Vodafone Fixes Issue After Voice Outage
Vodafone customers on Tuesday experienced problems making and receiving voice calls, after a mistake was made in blocking spam calls
Vodafone’s network is back to normal operations, after a problem on Tuesday caused customers across the UK to experience problems making and receiving voice calls.
Customers were still able to text and utilise data, but according to the outage website Downdetector, customers began complaining of problems when making calls from 5pm on Tuesday. The issue lasted a couple of hours.
The issue of outages on mobile networks is more significant during the lockdown caused by the coronavirus pandemic. In March for example, just before the UK entered its lockdown, interconnect issues were blamed for outages on all mobile networks including O2, Vodafone, EE and Three.
Spam issue
But Vodafone responded quickly to the latest outage, and a spokeswoman for Vodafone told the BBC that a fix had been made at 18:10 BST and that its operations had “started recovering” shortly afterwards.

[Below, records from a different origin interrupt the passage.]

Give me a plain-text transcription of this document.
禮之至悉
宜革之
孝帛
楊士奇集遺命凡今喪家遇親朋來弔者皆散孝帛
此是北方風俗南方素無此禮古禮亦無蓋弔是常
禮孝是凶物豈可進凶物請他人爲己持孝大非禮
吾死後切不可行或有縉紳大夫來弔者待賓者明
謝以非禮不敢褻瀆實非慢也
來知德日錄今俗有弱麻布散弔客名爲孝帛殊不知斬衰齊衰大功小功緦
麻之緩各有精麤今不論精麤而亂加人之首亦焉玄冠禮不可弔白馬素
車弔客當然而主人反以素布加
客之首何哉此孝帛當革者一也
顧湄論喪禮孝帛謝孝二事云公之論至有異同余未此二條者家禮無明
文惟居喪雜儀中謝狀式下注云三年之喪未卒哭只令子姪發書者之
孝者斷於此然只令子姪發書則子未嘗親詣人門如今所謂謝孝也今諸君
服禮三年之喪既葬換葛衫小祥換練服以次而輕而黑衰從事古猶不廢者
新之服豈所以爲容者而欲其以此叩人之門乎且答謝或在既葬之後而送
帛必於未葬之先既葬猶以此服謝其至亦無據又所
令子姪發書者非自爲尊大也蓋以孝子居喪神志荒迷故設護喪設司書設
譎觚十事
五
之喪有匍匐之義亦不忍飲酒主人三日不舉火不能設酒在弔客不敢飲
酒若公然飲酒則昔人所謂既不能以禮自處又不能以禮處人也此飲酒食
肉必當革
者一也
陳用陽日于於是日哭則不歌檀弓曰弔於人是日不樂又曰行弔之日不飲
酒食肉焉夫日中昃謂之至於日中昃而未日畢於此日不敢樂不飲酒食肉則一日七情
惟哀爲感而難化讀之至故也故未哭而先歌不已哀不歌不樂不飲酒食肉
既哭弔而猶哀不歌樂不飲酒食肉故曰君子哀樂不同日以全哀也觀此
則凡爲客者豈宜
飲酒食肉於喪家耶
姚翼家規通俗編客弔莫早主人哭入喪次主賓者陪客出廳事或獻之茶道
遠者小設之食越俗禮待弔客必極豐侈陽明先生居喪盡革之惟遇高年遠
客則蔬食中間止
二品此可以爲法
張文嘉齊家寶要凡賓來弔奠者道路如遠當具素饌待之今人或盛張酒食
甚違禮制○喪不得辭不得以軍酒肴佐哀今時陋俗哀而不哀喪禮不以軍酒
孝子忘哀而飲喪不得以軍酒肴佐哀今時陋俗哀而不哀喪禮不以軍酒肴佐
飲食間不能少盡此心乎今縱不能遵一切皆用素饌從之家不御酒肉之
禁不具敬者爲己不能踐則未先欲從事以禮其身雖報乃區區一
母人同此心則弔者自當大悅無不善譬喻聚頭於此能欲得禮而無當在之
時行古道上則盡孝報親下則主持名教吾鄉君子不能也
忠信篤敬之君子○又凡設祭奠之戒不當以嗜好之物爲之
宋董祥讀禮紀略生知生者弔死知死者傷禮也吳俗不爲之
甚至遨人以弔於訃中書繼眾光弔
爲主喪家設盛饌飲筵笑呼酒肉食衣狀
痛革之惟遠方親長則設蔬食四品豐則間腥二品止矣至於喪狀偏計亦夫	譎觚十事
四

The spokeswoman added that not all Vodafone’s users had been affected.
Earlier the operator had told the BBC that the incident had impacted “a large number of customers.”
“I understand it’s particularly inconvenient, especially in a lockdown situation,” a spokesman added.
It seems that the problems began when the operator made a change to block a range of telephone numbers used to make spam calls.
“Somehow that had a knock-on effect to the voice platform,” the operator reportedly said.
Arson attacks
Vodafone has had other outages during the lockdown, but not on its own making, as false conspiracy theories about 5G resulted in some mobile towers and masts being attacked.
There was a surge in attacks on mobile phone towers or masts over the Easter weekend for example, with a further 20 suspected arson cases being reported.
Vodafone UK’s chief executive Nick Jeffery at the time revealed that one of the attacked towers provided mobile connectivity to the Nightingale hospital in Birmingham, denying family the ability to say their goodbyes remotely to loved ones.
In March Vodafone admitted there had been a surge in data traffic on its networks around the world amid the Coronavirus pandemic.
It said that data traffic on its networks had risen by 50 percent in some markets.